The clinics will not immediately return to their pre-Dobbs capacities, said Planned Parenthood of Wisconsin associate medical director Dr. Allison Linton, but will continue to work to expand access in the coming weeks. That includes a goal of eventually resuming services at Planned Parenthood’s Sheboygan clinic, she said.
“We were really deliberate in making sure we did not resume services until we could commit to providing consistent availability,” Linton told reporters, adding that the decision was made in consultation with attorneys and physicians.
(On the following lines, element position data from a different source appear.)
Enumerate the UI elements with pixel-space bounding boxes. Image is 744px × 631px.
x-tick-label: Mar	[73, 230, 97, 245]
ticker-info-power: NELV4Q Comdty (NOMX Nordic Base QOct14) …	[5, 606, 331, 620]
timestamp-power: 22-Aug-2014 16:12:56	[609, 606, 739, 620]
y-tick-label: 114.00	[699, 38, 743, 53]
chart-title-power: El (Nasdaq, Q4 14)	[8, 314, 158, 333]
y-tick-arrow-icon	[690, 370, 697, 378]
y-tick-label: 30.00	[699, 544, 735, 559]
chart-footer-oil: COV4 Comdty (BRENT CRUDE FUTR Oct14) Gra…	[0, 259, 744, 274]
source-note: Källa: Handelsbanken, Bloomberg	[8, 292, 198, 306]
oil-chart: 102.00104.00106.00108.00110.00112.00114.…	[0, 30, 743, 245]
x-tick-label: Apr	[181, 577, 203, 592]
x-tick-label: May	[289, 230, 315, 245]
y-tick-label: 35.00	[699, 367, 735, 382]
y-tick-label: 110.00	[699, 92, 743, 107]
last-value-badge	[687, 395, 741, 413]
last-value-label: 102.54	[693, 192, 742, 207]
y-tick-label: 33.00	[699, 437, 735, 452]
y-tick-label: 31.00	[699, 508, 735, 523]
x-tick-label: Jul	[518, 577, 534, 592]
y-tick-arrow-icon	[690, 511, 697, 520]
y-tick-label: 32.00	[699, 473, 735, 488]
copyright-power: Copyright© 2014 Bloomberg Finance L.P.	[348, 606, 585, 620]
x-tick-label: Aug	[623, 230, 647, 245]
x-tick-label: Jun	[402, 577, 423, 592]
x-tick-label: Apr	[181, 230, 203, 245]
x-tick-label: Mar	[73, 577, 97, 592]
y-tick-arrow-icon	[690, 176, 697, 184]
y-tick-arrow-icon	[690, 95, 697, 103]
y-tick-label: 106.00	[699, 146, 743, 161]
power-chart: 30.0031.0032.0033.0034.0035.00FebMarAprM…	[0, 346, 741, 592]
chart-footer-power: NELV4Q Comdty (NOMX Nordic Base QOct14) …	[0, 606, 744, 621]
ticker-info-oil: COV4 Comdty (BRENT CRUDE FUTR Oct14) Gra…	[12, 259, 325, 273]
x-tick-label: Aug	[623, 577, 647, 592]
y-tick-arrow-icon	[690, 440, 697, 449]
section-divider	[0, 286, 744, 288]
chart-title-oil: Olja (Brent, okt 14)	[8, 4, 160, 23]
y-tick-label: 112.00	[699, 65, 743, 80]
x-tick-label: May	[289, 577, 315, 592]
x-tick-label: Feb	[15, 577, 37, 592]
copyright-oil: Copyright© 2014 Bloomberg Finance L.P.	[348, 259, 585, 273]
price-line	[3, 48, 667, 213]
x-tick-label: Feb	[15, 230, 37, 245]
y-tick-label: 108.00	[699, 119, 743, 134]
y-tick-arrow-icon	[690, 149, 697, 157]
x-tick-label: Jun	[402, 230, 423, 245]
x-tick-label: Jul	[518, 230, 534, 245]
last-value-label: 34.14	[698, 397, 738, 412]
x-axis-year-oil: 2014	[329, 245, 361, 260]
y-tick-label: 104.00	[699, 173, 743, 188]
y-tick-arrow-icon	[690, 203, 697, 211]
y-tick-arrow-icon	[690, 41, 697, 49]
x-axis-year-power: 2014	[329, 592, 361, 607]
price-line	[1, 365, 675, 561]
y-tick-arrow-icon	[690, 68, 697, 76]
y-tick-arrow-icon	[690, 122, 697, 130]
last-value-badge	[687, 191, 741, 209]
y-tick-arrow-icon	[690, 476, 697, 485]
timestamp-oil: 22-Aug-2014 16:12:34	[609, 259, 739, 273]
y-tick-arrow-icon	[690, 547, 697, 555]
Planned Parenthood will operate under the state’s pre-Dobbs abortion laws, under which abortion is banned 20 weeks after “probable fertilization.” Women are required to undergo an ultrasound before an abortion, along with a counseling appointment and a 24-hour waiting period. In the case of medication abortions, the doctor who administers the pills must be the same one the woman saw for her counseling appointment, and the pills cannot be taken remotely via telemedicine.
Michelle Velasquez, Planned Parenthood of Wisconsin director of legal advocacy and services, acknowledged that the most recent court order is not a final ruling, and it’s possible things will change in the future.
“We’ll have to take things as they come, but we are confident in our analysis and we are ready to provide this essential care again, because there is really, in our view, not a reason to wait any longer,” Velasquez said.
As the gentle reader could imagine, progressives cheered the news while the fascists who feel they know best what women should or shouldn’t do with their bodies called it “a devastating day.”